Helga Schubert: Vom Aufstehen. Ein Leben in Geschichten

Die letzte und titelgebende der 29 Geschichten des neuen Buches von Helga Schubert „Vom Aufstehen“ war bereits zu einem Stück Literaturgeschichte geworden, als das gleichlautende Buch im vergangenen Jahr erschien: 40 Jahre nachdem die Schriftstellerin und Psychologin vom DDR-Regime daran gehindert worden war, einer Teilnahme am jährlichen Wettbewerb um den hoch angesehenen Ingeborg-Bachmann-Preis zu folgen, wurde sie als 80-Jährige 2020 erneut nach Klagenfurt eingeladen und ging als Siegerin hervor – mit eben dieser anrührenden, lakonischen Schilderung, die um die Schmerzpunkte ihres Lebens kreist.

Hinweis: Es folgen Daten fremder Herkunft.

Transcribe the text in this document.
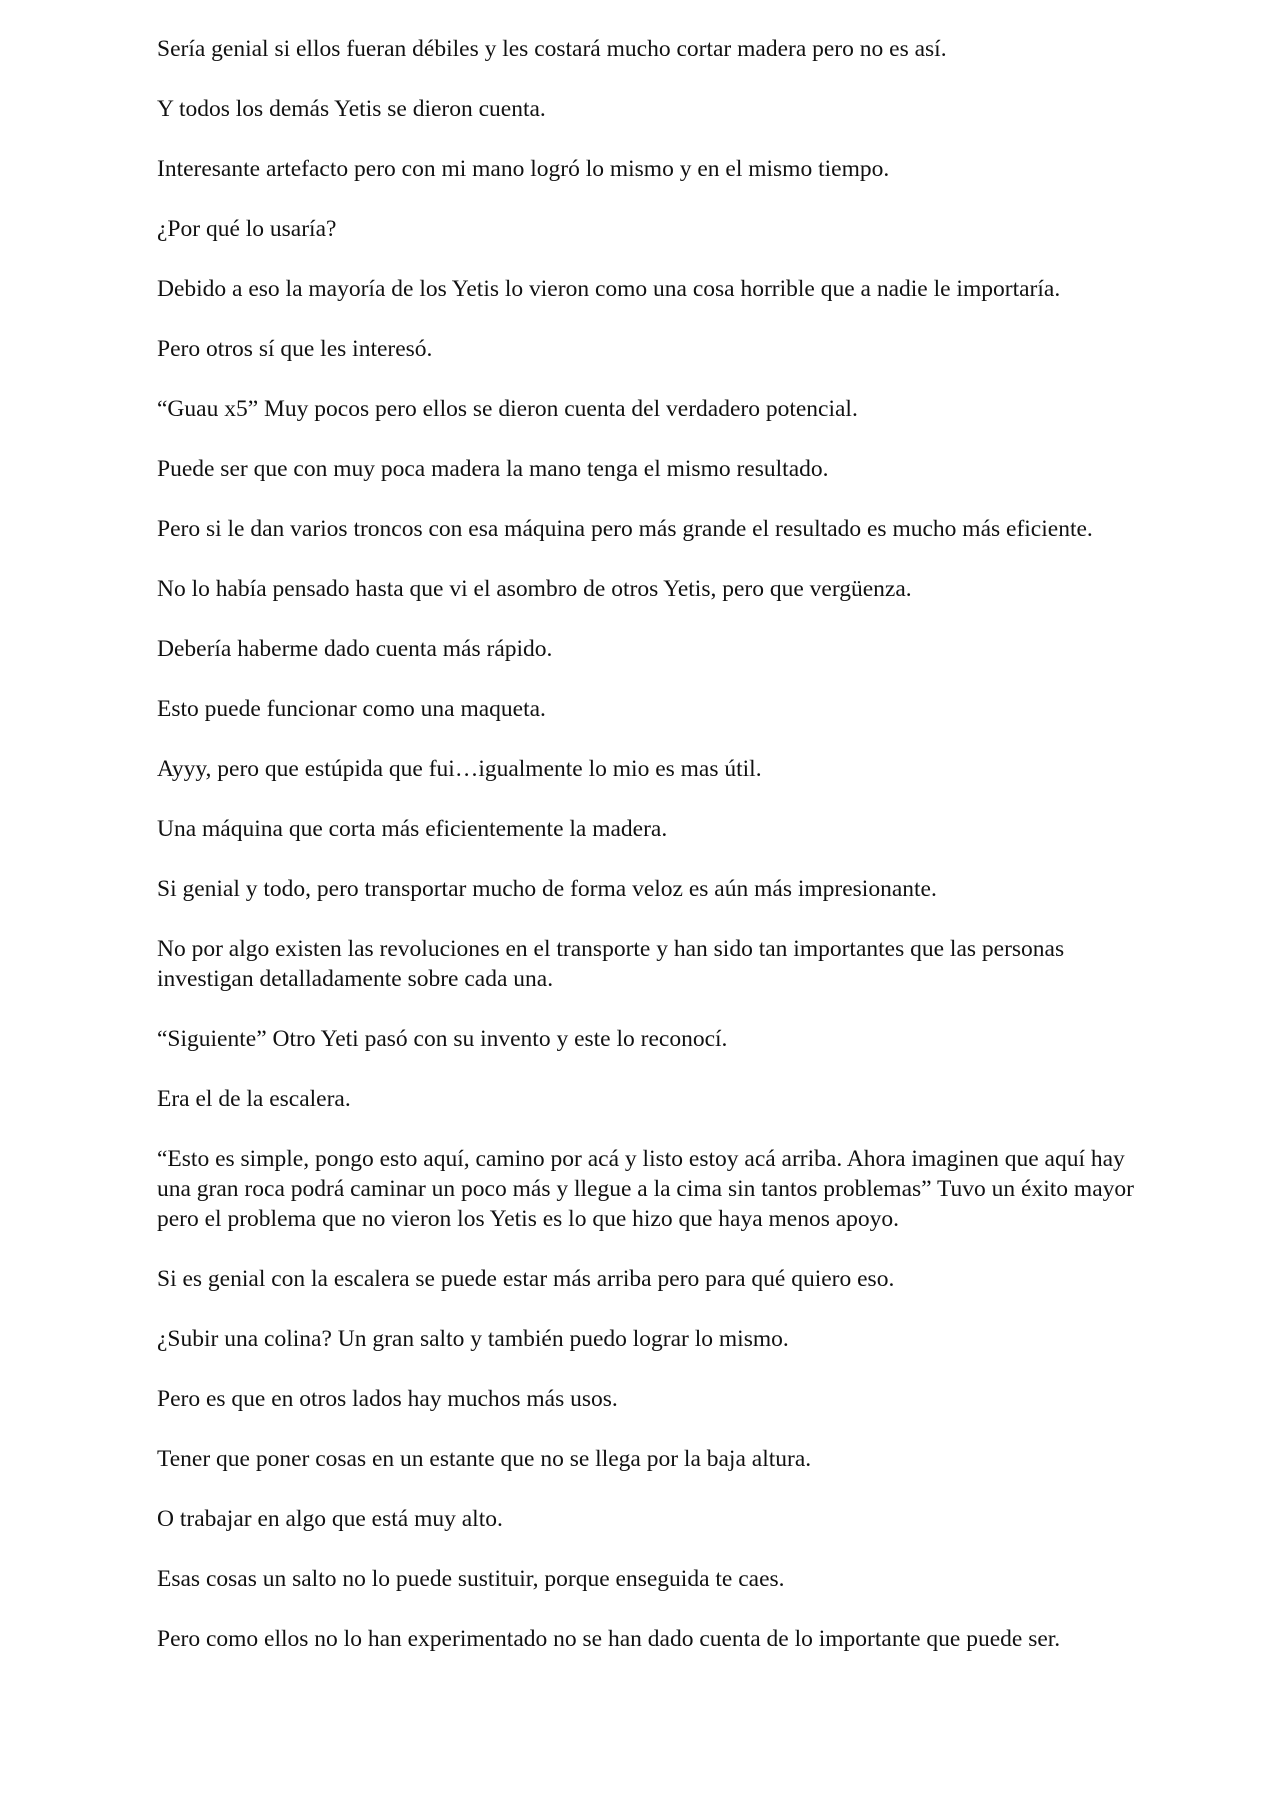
Sería genial si ellos fueran débiles y les costará mucho cortar madera pero no es así.

Y todos los demás Yetis se dieron cuenta.

Interesante artefacto pero con mi mano logró lo mismo y en el mismo tiempo.

¿Por qué lo usaría?

Debido a eso la mayoría de los Yetis lo vieron como una cosa horrible que a nadie le importaría.

Pero otros sí que les interesó.

“Guau x5” Muy pocos pero ellos se dieron cuenta del verdadero potencial.

Puede ser que con muy poca madera la mano tenga el mismo resultado.

Pero si le dan varios troncos con esa máquina pero más grande el resultado es mucho más eficiente.

No lo había pensado hasta que vi el asombro de otros Yetis, pero que vergüenza.

Debería haberme dado cuenta más rápido.

Esto puede funcionar como una maqueta.

Ayyy, pero que estúpida que fui…igualmente lo mio es mas útil.

Una máquina que corta más eficientemente la madera.

Si genial y todo, pero transportar mucho de forma veloz es aún más impresionante.

No por algo existen las revoluciones en el transporte y han sido tan importantes que las personas investigan detalladamente sobre cada una.

“Siguiente” Otro Yeti pasó con su invento y este lo reconocí.

Era el de la escalera.

“Esto es simple, pongo esto aquí, camino por acá y listo estoy acá arriba. Ahora imaginen que aquí hay una gran roca podrá caminar un poco más y llegue a la cima sin tantos problemas” Tuvo un éxito mayor pero el problema que no vieron los Yetis es lo que hizo que haya menos apoyo.

Si es genial con la escalera se puede estar más arriba pero para qué quiero eso.

¿Subir una colina? Un gran salto y también puedo lograr lo mismo.

Pero es que en otros lados hay muchos más usos.

Tener que poner cosas en un estante que no se llega por la baja altura.

O trabajar en algo que está muy alto.

Esas cosas un salto no lo puede sustituir, porque enseguida te caes.

Pero como ellos no lo han experimentado no se han dado cuenta de lo importante que puede ser.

Dabei sind die biographischen Auswirkungen des sozialistischen Totalitarismus, die minimalistisch, hoch präzise skizziert werden, gleichsam im äußeren Kreis der Leiderfahrungen angesiedelt, im Kern aber erschüttert eine von Beginn an gestörte Mutterbindung. Erst der Tod der über hundertjährigen Mutter, den die Autorin mit 76 Jahren erlebte, ermöglichte ihr einen literarischen Zugang; ein solches Schreiben empfindet sie wie „eine Brücke ohne Geländer über den Abgrund, über die der Schreibende allein balanciert“ (128).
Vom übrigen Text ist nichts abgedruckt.